Critical: email-validator missing from core deps — Imported at top level in backend/run.py:12 but only in [system]/[dev] optional groups. pip install ud-resolver (bare, no extras) crashed on udr serve. Moved to [project.dependencies].
High: httpx missing from core deps — Used in backend/api/main.py:319 health endpoint but only in [dev]/[all]. Health check silently failed when extras not installed. Added to [project.dependencies].
High: starlette not declared — Imported directly in api/main.py and api/middleware.py but never declared in pyproject.toml (relied on transitive dep through FastAPI). Explicitly added to [project.dependencies].
prometheus-fastapi-instrumentator moved to [monitoring] — Was in core deps but only imported conditionally inside a function. Belongs in optional monitoring group.

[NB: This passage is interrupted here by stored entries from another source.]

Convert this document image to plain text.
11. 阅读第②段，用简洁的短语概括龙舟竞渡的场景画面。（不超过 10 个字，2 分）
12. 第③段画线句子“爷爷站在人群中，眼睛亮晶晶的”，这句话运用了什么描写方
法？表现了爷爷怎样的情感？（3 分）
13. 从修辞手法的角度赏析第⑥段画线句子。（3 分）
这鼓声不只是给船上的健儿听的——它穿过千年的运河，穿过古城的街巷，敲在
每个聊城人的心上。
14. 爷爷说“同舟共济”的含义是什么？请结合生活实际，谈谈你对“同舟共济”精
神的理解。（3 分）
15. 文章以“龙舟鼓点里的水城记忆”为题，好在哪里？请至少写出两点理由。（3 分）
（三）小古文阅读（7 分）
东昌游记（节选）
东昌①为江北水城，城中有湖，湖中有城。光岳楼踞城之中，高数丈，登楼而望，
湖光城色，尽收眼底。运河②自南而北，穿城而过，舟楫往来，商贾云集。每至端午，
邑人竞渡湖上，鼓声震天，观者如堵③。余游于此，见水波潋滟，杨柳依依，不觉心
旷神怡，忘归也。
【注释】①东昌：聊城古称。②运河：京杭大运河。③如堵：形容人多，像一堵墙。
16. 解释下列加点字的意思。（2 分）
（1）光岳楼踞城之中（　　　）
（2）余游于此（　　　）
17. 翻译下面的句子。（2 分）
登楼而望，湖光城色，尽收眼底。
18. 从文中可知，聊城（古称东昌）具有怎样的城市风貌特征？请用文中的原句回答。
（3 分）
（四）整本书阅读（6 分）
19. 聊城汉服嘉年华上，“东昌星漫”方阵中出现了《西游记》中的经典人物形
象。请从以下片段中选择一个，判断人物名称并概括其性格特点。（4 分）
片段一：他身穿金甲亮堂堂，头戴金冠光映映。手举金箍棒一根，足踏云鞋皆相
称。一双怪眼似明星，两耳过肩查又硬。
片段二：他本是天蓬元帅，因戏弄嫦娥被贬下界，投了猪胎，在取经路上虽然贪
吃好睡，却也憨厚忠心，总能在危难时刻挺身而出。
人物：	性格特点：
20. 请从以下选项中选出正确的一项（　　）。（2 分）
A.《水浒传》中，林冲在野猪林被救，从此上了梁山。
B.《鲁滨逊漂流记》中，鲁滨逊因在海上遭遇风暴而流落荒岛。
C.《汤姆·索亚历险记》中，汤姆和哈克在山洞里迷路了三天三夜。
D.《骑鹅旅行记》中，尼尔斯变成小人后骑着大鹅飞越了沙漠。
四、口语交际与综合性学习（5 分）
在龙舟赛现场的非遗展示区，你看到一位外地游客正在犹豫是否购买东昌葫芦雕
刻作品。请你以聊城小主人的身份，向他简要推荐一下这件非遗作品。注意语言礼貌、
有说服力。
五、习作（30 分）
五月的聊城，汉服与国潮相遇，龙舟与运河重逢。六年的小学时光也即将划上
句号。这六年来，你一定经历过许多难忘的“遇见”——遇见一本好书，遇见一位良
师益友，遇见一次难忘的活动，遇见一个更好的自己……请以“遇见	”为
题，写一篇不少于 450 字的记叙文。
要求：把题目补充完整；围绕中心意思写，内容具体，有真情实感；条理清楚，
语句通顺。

opentelemetry-exporter-otlp-proto-grpc missing — Imported in backend/tracing_config.py:62 but only -http exporter was declared. Both gRPC and HTTP exporters now in [monitoring].
electron-updater in wrong dependency group — Was in devDependencies in desktop/package.json but imported and used at runtime in main.js. Moved to dependencies.
Security
All 14 ecosystems tested with real APIs in a 43-package megaproject scenario (frontend + backend + AI/ML + inference + system specification with CUDA)
Removed
docs/diagram/architecture.excalidraw — Excalidraw JSON format does not render on GitHub. Replaced with inline Mermaid diagrams.
tests/fixtures/api_responses/ — Stale mock JSON fixtures (conda, npm, pypi). Coverage handled by live data source tests.